Let’s begin to unpack some of this. First, we should start by looking more closely at race as a construct, and what it means to use the terms white and black. I argue that race is a system of classification and categorization within an established hierarchy that is constructed socially and ideologically and is influenced by social, historical, and political contexts. Group members are positioned by others based on racial ascriptions, and the social realities and consequences of living within raced bodies are experienced both materially and ideologically. These racial ascriptions are typically attributed based on a combination of skin tone, facial features, and hair and have very real consequences for those living in a racialized society, like the United States. **Note: While I also believe gender to be a social construction that is based upon an established hierarchy and that has real consequences, it is not the same thing as race and has many different social, political, and historical contexts than race. Therefore, I do not believe people should compare Caitlin Jenner’s story and experiences to Rachel Dolezal’s story and experiences. These two situations are apples and oranges and, while they are both fruit, they have too many differences to be compared equally.

The racial classifications of white and black originated and were constructed in the United States and, thus, also have long histories of social, political, and historical consequences in this country. The one-drop rule made it impossible for any person to claim to be white should they have any African ancestry, or “one drop” of African blood. The very creation of this rule reminds us that it was (and still is) a privilege to be considered white and that the label white has been used to include some and exclude others, like a membership. Hence, many journalists, scholars, and cultural commentators wondered, “Why would a white woman change her appearance and attempt to ‘pass’ as a black woman?” I don’t think our focus should center on why she did it, rather, we should focus our attention on what the realities are of someone making a choice like this, why many are outraged by her choice, and what we can learn from her story.

One of the realities of this situation is that we need to have more frank conversations about identity and the policing of others’ identities. One thing I do agree with Rachel on is her argument that identity is fluid and ever changing. If we are the arbiters of our own identity(ies), as I believe we should be, then what are the consequences of other people policing Rachel’s identity? There is no simple answer to this question when race is involved. As I stated earlier, this story calls into question the complexity of constructs like blackness, appropriation, and the black experience. A white person can certainly learn black history, listen to black music, appreciate black art, learn to style black hair, and become an ally in the fight for equal rights… but these very things do not make that white person black, nor do they equate to living the black experience. Rachel has said that she does not see her black identity as a costume that she can just put on and take off. I would have to disagree with her on that point. As a white woman, I do not have any first-hand experience with racial discrimination, subjugation, oppression, and persecution. I have read extensively about these topics, have listened to countless first-person stories of these experiences, have witnessed these things happen to my fiancé and other people whom I love deeply, but yet none of these important facts will EVER allow me to know first-hand how these experiences truly feel.

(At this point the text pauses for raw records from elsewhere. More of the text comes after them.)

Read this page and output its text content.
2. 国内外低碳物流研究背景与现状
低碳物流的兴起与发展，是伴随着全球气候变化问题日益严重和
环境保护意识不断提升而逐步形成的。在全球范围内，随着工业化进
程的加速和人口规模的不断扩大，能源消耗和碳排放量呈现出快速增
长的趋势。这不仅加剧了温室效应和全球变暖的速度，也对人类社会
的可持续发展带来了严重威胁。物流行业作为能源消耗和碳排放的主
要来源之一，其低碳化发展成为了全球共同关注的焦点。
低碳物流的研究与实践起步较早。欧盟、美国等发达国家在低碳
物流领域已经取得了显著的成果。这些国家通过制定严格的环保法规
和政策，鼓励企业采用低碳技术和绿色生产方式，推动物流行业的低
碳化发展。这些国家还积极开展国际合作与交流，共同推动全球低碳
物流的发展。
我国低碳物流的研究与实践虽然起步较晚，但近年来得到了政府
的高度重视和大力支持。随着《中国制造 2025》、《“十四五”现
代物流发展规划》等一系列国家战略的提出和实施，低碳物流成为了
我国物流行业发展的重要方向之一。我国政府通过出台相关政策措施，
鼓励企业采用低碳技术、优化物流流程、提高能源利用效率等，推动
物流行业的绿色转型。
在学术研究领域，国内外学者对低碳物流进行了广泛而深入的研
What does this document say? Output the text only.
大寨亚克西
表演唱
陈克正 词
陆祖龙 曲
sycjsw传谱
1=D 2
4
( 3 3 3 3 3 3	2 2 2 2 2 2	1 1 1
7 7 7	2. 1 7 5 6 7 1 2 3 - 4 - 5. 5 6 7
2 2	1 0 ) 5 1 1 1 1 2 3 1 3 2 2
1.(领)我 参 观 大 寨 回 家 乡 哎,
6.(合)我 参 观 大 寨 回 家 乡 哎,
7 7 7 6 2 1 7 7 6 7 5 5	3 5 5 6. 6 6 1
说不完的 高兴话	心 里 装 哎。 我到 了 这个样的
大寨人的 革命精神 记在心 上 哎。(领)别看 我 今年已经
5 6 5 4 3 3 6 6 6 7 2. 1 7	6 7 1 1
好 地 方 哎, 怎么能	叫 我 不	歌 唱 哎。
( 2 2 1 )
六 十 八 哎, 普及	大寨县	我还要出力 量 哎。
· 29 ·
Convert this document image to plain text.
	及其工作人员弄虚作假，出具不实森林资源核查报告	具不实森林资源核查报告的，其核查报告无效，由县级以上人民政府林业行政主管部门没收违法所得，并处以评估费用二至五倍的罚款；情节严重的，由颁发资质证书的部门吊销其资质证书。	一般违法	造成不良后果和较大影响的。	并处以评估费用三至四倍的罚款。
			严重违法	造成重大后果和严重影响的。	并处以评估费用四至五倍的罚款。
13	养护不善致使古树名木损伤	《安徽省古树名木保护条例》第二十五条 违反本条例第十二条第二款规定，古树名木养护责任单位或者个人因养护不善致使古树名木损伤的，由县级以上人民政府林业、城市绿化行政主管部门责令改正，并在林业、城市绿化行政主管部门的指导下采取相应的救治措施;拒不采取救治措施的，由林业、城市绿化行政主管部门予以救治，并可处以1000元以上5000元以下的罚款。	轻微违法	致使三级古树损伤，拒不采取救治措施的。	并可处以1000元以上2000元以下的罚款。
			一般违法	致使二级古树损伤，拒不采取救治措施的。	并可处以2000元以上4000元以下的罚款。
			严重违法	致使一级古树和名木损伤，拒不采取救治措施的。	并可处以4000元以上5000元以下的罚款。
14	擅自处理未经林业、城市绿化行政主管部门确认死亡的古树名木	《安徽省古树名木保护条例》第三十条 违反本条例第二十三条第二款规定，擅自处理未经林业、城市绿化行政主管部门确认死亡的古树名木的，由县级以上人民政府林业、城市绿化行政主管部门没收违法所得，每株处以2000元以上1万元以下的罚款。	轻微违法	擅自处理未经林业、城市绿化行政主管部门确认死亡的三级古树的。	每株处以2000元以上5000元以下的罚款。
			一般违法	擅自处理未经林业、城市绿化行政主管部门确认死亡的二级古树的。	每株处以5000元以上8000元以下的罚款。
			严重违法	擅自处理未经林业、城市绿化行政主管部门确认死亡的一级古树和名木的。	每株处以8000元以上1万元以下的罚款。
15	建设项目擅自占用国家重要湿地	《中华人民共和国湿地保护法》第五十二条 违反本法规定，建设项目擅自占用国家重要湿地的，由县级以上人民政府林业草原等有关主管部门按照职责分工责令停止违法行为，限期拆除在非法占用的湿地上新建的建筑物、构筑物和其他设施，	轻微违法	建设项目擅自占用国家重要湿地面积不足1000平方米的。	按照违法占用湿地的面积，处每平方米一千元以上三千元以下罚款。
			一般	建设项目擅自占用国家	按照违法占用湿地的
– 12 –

Rachel did not fully come into her identity as a black woman until her mid-to-late twenties. Up until that time, though she claims she always struggled with her identity, she lived her life as a white baby, a young white girl, a white adolescent, and a white young woman. Our racial identity is ascribed to us every day when people look at us, and when one looks at all of the pictures that have emerged from Rachel’s earlier life, she looks like a white child/girl/young woman. Thus, we can safely assume that people read her as white. Therefore, when Rachel sits in a room full of black women, she cannot honestly and authentically identify with these women as they all tell personal stories of growing up as a black child/adolescent/woman in this country and share their countless experiences of discrimination, oppression, subjugation, and persecution because of their ascribed and avowed identity as a black woman. Those lived experiences unite those women in a way that Rachel could not possibly ever understand in any real way. If she were to decide one day in the near future that she’s tired of being a black woman—she’s tired of dealing with daily discrimination, she’s tired of being excluded from the benefits that come with being white, she’s tired of having to deal with the daily obligations of being a black woman, whatever the case may be—she can change her mind and go back to being a white woman. She can take out the braids she’s put in, she can remove all of the self-tanner/stay out of the sun, she can stop using the vernacular she’s adopted, she can re-acknowledge and show everyone her white parents, and she can re-instate her membership in the exclusive white group. The black women in that room could not make this privileged choice and become white whenever they should choose to do so (and I would go so far as to argue that most wouldn’t, even if they could). That is why I disagree with Rachel’s statement that her black identity is not a costume that she can put on and take off, and is also, in part, why so many have reacted strongly to her story, such as this black woman who grew up in Spokane, Washington.

So what has Rachel’s story taught us/reminded us about racial identity? Namely, that it is so darn complicated. We need to continue to think and talk about what it means to live in a raced body in this country. We need to examine identity politics more closely and have more discussions about the policing of others’ identities. We need to remember that there are very real social, political, and historical consequences to being white and being black in this country **Note: race is clearly not just about white and black—there are far more racial categorizations and identities that are just as important—but this story deals specifically with white and black, hence I only mention these two identities in this blog. While the dust may have settled around Rachel’s story and the media machine has moved on to other sensational and splash-worthy stories, I haven’t stopped thinking about her. Thank you, Rachel Dolezal, for reminding us that we still have so much work to do when it comes to race in this country.